The Business of Medicine
Dr. Rob has an excellent post regarding the economics of his practice’s after-hours clinic.
Understanding the economics of practicing medicine is an important part of a physician’s life. Obviously, medical practices must be at least marginally profitable to continue providing services to their patients. If a doctor can’t pay their electicity bill, then they can’t turn on the lights to see patients. Additionally, the general public understands that doctors have families they must provide for and student loans to repay.
However, people are prone to financial incentives. Does my doctor order the blood test because she really thinks I may have a particular disease or because she knows I am a well-insured patient and she can bill at a higher rate because she did a blood test?
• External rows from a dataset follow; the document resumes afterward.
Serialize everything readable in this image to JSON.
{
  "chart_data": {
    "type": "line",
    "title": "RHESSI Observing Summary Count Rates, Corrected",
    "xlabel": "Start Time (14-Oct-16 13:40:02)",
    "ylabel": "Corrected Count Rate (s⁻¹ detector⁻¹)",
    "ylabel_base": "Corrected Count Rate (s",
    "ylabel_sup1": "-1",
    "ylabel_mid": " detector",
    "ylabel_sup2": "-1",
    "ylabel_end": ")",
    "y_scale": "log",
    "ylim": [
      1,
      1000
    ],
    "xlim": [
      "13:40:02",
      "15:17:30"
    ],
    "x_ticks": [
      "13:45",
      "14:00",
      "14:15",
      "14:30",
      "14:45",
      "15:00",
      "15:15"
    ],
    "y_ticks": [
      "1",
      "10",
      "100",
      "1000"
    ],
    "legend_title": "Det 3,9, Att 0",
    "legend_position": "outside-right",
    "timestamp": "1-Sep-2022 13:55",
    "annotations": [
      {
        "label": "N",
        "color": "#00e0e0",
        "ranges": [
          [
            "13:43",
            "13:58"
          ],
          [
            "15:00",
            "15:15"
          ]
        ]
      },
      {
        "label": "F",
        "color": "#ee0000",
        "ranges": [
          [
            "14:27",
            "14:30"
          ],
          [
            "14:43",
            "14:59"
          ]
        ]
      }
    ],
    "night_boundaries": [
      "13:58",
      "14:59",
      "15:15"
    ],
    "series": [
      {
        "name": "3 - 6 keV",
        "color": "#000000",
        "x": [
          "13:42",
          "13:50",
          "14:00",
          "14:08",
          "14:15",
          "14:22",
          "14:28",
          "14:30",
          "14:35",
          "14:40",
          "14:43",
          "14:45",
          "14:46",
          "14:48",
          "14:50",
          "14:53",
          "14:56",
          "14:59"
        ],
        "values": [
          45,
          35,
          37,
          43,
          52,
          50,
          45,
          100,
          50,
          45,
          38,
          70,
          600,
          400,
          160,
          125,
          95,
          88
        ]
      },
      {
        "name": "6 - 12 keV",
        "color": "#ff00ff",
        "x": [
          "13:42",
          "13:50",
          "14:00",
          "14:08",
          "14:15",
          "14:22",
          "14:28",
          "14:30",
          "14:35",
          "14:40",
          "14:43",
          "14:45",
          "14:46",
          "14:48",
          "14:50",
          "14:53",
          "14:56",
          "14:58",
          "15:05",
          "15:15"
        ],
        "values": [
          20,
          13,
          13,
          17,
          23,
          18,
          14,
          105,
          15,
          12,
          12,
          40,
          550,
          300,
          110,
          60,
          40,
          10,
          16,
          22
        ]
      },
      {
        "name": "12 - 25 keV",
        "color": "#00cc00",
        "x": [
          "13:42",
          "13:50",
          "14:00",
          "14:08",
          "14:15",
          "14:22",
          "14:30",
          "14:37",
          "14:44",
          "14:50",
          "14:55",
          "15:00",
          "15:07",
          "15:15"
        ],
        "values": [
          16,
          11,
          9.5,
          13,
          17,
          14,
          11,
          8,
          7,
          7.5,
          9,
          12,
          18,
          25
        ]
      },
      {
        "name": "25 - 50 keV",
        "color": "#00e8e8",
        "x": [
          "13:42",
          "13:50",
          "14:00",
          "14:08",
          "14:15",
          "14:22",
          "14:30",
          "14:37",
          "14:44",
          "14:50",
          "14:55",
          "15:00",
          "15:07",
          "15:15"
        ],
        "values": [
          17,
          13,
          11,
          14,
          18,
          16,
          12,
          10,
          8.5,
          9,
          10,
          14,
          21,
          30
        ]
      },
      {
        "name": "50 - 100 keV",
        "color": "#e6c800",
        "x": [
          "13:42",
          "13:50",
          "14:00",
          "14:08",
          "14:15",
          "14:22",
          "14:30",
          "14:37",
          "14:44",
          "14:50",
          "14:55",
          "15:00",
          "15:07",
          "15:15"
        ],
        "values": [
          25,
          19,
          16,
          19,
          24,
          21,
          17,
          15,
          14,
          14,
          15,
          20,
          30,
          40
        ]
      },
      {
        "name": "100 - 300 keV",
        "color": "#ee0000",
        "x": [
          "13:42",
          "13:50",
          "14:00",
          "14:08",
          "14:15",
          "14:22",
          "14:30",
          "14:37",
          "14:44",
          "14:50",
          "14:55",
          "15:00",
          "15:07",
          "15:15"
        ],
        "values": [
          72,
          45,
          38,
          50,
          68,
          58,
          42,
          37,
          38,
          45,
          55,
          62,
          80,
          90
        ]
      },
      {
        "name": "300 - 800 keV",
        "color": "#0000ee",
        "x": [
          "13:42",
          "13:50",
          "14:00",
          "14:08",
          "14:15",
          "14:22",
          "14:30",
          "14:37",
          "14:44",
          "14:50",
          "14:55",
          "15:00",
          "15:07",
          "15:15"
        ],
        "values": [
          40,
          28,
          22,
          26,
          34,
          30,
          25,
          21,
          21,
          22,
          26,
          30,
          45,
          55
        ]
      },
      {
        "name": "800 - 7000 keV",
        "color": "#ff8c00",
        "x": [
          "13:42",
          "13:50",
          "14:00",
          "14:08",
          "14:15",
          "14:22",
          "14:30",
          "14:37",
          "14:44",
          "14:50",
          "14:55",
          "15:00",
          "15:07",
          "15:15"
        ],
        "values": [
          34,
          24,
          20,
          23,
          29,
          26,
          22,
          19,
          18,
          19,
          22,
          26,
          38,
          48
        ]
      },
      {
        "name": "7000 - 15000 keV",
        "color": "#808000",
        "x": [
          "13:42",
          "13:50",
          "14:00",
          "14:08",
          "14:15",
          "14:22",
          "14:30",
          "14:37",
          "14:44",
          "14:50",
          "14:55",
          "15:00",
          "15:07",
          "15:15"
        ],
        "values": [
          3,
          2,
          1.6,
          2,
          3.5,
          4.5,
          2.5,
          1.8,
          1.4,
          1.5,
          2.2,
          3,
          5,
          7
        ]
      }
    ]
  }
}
Does my doctor refer me to the newly constructed surgical center across the street because he thinks those are the best doctors over there or because he has a financial stake in the surgical center and will receive a payment for his referral? Did my doctor prescribe me this drug for my hypertension (and restricted it to the branded version only) because it is the best drug for me and my particular condition or because they just received a free lunch while listening to a drug rep pitch that drug?
These questions have become commonplace when discussing physician’s ties to pharmaceutical companies. Research results are regularly questioned when it is disclosed that the investigator was a paid consultant to a pharmaceutical company which stood to benefit from the study results. Several academic medical centers have banned (or tightly restricted) gifts from pharmaceutical companies. These actions are the result of a growing realization of the effect of economic incentives.
It is time to take this discussion beyond the impact of pharmaceutical companies’ influence on prescribing practices to generally questioning the impact of our “fee-for-service” system on medical decisions.
For private physicians, opening an evening clinic is an excellent way to provide a much needed service for their patients and generate extra revenue for their practice. Being aware of this potential revenue stream is vital for keeping practices profitable. But how cognizant should physicians be of how their medical decisions impact the economic life of their practice?